On 25 April 2026, India’s peak electricity demand touched the highest level at 256.1 gigawatts (GW) due to intense summer heat. The peak occurred in the afternoon. Roughly one-third of this demand was met through renewable sources, while fossil fuels still accounted for 68.9%.
This peak, occurring during daylight hours, highlights an important opportunity for the power system, as it increasingly overlaps with hours of maximum solar generation. Further expansion of solar capacity, supported by stronger transmission infrastructure, storage, and grid flexibility, could help reduce dependence on fossil fuels during peak periods. This growing demand-supply coincidence positions solar to play a key role in meeting rising electricity needs more sustainably.

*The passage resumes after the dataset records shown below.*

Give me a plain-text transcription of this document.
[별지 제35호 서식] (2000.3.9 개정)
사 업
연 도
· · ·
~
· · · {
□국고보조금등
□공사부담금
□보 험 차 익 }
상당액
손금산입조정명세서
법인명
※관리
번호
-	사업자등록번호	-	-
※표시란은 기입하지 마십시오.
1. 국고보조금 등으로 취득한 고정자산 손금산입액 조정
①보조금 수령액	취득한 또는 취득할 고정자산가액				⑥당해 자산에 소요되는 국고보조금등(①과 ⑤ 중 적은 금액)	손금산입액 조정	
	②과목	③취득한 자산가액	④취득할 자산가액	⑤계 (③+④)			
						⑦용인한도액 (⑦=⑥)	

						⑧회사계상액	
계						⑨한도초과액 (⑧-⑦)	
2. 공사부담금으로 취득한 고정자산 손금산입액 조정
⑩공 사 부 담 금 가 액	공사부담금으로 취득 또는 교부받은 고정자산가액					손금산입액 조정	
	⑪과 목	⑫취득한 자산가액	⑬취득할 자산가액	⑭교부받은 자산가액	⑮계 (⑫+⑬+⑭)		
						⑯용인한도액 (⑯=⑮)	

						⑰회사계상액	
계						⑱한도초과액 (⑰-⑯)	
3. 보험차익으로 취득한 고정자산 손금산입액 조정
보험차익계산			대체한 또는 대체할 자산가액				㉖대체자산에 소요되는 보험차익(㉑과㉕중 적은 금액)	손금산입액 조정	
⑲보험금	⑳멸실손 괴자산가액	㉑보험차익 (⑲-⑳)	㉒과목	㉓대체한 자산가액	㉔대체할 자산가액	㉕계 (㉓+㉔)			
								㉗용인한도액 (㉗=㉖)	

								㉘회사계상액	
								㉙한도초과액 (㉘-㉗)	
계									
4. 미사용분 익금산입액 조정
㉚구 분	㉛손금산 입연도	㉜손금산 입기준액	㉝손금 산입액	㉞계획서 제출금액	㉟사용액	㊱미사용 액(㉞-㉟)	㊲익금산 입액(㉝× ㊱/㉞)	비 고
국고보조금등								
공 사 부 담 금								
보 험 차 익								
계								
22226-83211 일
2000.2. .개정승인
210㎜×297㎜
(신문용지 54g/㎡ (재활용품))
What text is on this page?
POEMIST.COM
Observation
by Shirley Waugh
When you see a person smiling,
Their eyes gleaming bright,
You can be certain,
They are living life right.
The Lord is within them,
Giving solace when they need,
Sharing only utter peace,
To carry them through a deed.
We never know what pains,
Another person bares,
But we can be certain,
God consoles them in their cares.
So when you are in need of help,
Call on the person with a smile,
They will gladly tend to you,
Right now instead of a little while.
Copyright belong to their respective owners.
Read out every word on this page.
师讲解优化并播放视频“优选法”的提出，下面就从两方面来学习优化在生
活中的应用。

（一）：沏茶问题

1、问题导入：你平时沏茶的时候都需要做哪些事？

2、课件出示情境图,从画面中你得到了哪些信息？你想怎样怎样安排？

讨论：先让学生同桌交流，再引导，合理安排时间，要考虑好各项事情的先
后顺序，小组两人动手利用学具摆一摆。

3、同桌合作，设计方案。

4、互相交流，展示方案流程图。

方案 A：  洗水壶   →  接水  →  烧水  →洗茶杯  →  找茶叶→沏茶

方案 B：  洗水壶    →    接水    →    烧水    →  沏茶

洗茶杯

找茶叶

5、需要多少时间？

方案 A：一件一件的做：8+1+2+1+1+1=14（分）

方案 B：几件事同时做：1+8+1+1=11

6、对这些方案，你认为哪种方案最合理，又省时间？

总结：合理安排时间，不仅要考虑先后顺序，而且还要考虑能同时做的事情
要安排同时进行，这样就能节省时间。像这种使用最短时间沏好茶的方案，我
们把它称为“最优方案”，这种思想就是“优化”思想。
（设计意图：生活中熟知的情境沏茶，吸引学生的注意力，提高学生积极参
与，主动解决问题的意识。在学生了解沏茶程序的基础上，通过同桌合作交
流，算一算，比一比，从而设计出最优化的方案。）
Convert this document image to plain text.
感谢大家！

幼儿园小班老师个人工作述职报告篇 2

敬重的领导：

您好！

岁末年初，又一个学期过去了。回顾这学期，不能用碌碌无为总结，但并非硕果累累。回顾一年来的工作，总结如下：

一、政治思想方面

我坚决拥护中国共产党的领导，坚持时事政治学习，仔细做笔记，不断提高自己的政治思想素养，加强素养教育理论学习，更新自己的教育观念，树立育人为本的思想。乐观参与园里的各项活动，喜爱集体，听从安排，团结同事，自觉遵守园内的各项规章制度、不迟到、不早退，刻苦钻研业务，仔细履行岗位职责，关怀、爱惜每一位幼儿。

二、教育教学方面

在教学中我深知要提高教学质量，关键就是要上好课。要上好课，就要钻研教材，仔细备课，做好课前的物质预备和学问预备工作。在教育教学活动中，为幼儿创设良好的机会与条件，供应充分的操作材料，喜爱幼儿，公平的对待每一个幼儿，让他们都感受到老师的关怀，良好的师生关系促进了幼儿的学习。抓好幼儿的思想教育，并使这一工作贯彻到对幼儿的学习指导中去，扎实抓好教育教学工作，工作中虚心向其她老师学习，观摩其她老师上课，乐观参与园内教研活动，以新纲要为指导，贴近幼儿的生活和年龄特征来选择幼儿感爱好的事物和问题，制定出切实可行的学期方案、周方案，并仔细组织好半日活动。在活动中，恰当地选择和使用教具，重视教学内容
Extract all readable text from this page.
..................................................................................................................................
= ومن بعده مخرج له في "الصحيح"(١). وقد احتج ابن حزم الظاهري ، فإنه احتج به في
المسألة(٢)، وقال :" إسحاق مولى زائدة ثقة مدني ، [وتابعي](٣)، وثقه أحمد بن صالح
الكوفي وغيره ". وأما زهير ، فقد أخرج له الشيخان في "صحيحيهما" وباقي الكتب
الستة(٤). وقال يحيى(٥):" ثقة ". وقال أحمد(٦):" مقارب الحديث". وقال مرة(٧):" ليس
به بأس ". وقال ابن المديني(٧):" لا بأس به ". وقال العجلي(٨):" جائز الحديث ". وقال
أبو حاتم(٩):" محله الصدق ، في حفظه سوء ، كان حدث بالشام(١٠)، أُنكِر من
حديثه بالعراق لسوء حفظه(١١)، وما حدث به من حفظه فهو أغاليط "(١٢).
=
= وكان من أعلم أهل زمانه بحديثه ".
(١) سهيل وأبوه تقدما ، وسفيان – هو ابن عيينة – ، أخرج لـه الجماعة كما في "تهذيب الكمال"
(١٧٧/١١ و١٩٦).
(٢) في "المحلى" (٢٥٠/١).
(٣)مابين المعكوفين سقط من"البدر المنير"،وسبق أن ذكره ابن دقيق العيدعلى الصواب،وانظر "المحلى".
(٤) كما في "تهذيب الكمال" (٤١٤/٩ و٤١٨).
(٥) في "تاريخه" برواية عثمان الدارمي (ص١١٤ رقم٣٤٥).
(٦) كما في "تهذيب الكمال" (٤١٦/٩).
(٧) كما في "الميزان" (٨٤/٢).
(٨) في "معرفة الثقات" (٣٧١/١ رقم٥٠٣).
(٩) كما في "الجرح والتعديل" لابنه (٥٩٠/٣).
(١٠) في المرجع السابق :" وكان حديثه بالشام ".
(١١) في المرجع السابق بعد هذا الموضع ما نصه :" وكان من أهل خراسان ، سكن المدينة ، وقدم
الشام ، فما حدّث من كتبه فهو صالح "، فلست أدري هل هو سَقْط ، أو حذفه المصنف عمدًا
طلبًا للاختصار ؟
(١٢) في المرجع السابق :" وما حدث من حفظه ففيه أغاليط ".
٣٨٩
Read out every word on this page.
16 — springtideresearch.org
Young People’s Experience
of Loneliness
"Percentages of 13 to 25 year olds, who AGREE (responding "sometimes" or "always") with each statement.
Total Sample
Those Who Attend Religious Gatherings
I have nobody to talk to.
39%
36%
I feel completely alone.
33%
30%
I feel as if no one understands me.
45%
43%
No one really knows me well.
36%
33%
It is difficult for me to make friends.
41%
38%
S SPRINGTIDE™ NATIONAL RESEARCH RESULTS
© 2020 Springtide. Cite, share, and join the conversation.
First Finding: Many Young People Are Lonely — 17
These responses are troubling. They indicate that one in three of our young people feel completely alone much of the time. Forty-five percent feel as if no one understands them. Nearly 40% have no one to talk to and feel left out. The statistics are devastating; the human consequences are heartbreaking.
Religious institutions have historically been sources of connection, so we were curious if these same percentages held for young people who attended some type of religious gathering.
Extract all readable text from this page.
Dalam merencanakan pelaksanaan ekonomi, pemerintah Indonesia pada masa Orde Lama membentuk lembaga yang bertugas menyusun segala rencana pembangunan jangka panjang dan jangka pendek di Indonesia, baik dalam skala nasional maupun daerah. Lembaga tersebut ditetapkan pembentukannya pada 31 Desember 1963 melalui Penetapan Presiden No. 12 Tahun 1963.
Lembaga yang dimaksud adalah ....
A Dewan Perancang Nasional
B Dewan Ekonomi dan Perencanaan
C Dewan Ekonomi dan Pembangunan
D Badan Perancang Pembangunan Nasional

Solar energy is central to India’s renewable energy transition. The country is well positioned to scale solar deployment, given its geographic advantage in the tropical belt, which ensures abundant sunlight throughout most of the year. Over the past decade, solar deployment has accelerated significantly, with 143 GW of incremental solar capacity added, supported by sustained policy focus and sharp cost reductions.
The pace of growth has been impressive. In FY2026 alone, India added around 54GW of renewable energy capacity, with solar contributing 82% of this increase. Solar tariffs have fallen sharply from over USD0.14 per kilowatt-hour (kWh) (~INR12 per kWh) 16 years ago to record lows of around $0.032–0.033 per kWh (~Rs 2.7– Rs 2.76 per kWh) today, making solar increasingly cost-competitive within India’s energy mix.
While utility-scale solar has driven much of India’s recent capacity additions, decentralised and rooftop solar offers a key untapped opportunity to improve both utilisation and access to clean energy. Schemes such as PM Surya Ghar: Muft Bijli Yojana have accelerated residential rooftop adoption, with over 3.2 million households installing systems as of 16 March 2026. In FY2026 alone, about 9GW of rooftop solar capacity was added in India, bringing the cumulative rooftop capacity to 26GW.
Through schemes like PM-KUSUM, more than one million solar pumps (80% of the sanctioned pumps) have been installed, enabling farmers to reduce diesel use and electricity costs.
Despite rapid growth in recent years, India has only scratched the surface of its solar potential, highlighting the significant headroom for further expansion. As of March 2025, India’s solar potential stood at 3,343 GW, accounting for nearly 71% of the country’s total renewable energy potential. However, only 4.5% of this solar potential has been harnessed as of March 2026, leaving a vast untapped opportunity.
The transition is not without gaps. A key challenge is aligning electricity demand with solar generation. Solar power peaks during the day, while demand is often higher in the evening, creating a structural mismatch. Instruments such as solar-hour-aligned time-of-day (ToD) tariffs can address this by shifting consumption to daylight hours, improving grid utilisation, and reducing reliance on evening peak thermal power.
States are central to implementing and scaling such tariff structures. Several states, including Maharashtra, Gujarat, Bihar, Assam, and Rajasthan, among others, have already introduced solar-aligned ToD tariffs, reflecting growing state-level adoption. Complementary demand-side measures like smart metering, dynamic pricing, and industrial load shifting can further improve grid efficiency and solar utilisation.
Storage is also a key enabler, helping store excess daytime solar generation and supply it during evening peaks, thereby improving grid reliability. India currently has only about 6GW (mostly pumped hydro) of energy storage capacity, while estimates suggest nearly 61GW will be needed by 2030 to support a renewable-heavy grid.
Even with these challenges, the direction is clear. India has strong solar resources, rapidly falling costs, and growing adoption across sectors. The next step is to improve demand management and strengthen storage, modern grids, and stable policy support so solar can reliably meet India’s growing power needs, day and night.